Jalileh Khanom had four sons and two daughters. The eldest was Saeed Nafisi, a renowned scholar. His daughters were Tourandokht and Hamdam ol-Molouk, and his other sons were Ezatollah, Hossein Musharraf Nafisi (Mosharraf al-Dowleh) and Fath-Allah Nafisi.

On Monday 9 June 1924 (26 Dhu al-Qi'dah 1342 AH), he died in Tehran at the age of 79 after several days of illness due to dysentery.

== Literary works ==
In addition to spending fifty-seven years treating patients day and night, a duty he continued even when he was frail in his later years, Nazem al-Atebba devoted any free time he had to writing and translating (from French) in his field and in other sciences.

Some of his works include:

- A book on Anatomy (کتابی در علم تشریح ), his first book and the first translation from French, completed on the night of February 14, 1888, in the village of Shahreza near Esfahan. All his later works were written after this date.
- A book on Pathology and Clinical Surgery (کتابی در پاتولوژی و کلینیک جراحی).
- A treatise on Physics (رساله‌ای در فیزیک).
- A treatise on Surgery (رساله‌ای در جراحی).
- A treatise on Therapeutics (رساله‌ای در تراپوتیک).
- Another treatise on Anatomy (رساله‌ای دیگر در تشریح).
- Two treatises on Indigestion (دو رساله در سوء هضم).
- Negotiations (مذاکرات), a book modeled after the French physician Auguste Corlieu’s Aide-Mémoire, completed by Nazem al-Atebba in 1889.
- Medical Encyclopedia (پزشکی‌نامه ) a large book in 957 folios covering Therapeutics and Materia Medica, completed in December 1896, which became a reference for Iranian physicians and pharmacists during the late Qajar and early Pahlavi periods.
- Booklet of Language Learning (نامهٔ زبان‌آموز) on Persian grammar.
- Treatise on the Last Cholera Outbreak (رساله در آخرین دورهٔ بروز وبا) written during the last cholera outbreak in 1906, this treatise was published at that time. To encourage and promote one of his students, Nazem al-Atebba attributed the work to his pupil Mirza Asadollah Jalil al-Atebba, stating in the title: “A brief treatise on the conditions for maintaining health and preventing the spread of infectious diseases, including the treatment of cholera, as dictated by me and written by Ali Akbar Tabib.”.
- His most notable non-medical work is the Farhang-e Nafisi, also known as Farhang-e Nazem al-Atebba, a four-volume Persian lexicon. He worked on this dictionary for over 25 years, and it was published during the reign of Reza Shah.
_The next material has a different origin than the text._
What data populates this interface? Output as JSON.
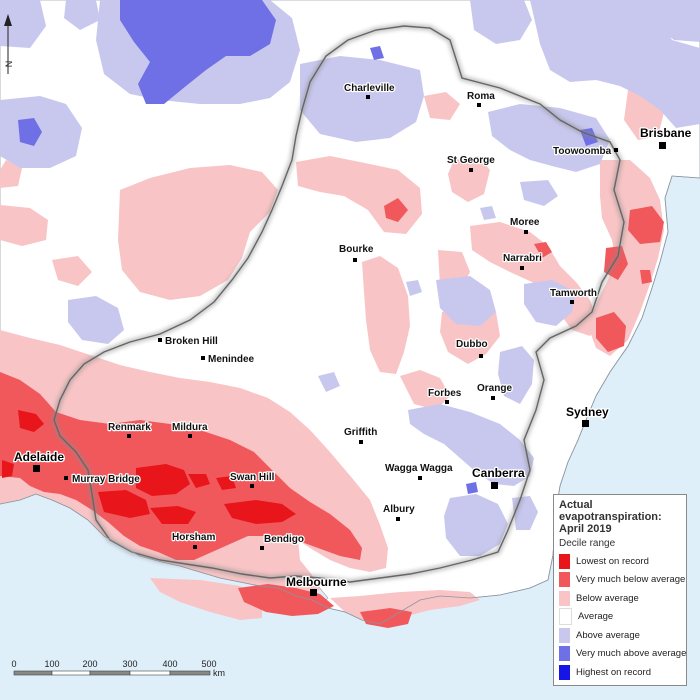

Before the publication of Dehkhoda’s dictionary, it was considered the most comprehensive dictionary of the Persian language, containing 158,431 entries, 58,879 of which were Persian words. Nazem al-Atebba was so dedicated to this project that, at the age of 55, he began learning English to access the necessary resources for compiling the dictionary.
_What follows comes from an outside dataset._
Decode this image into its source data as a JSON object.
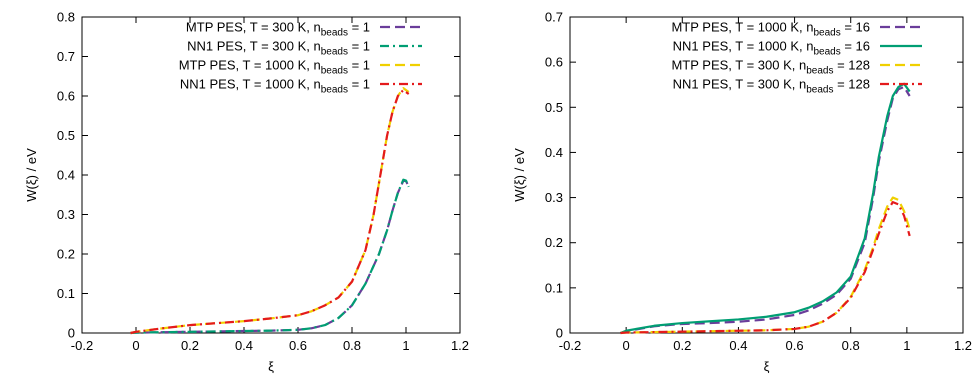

His son, Saeed Nafisi, in the preface he wrote for Farhang-e Nafisi, says:"The most important work of the late Nazem al-Atebba, which occupied his mind until the end of his life, even three hours before sunset on Monday, June 9, 1924 (26 Dhu al-Qi'dah 1342 AH), when he passed away in Tehran at the age of 79 after several days of being bedridden due to dysentery, is this very book. He spent more than 25 years of his life writing it. Nazem al-Atebba displayed extraordinary perseverance, dedication, and patience in writing this book. For twenty-five full years, after completing his medical duties, he would go to his library and continue working on it. To illustrate his passion and commitment to this task, it is worth remembering that at the age of 55, he began learning English to consult English references for his book. Moreover, as a result of sitting for long hours day and night without any physical activity while working on the project, he developed gangrene in his thighs, which he had to treat for some time."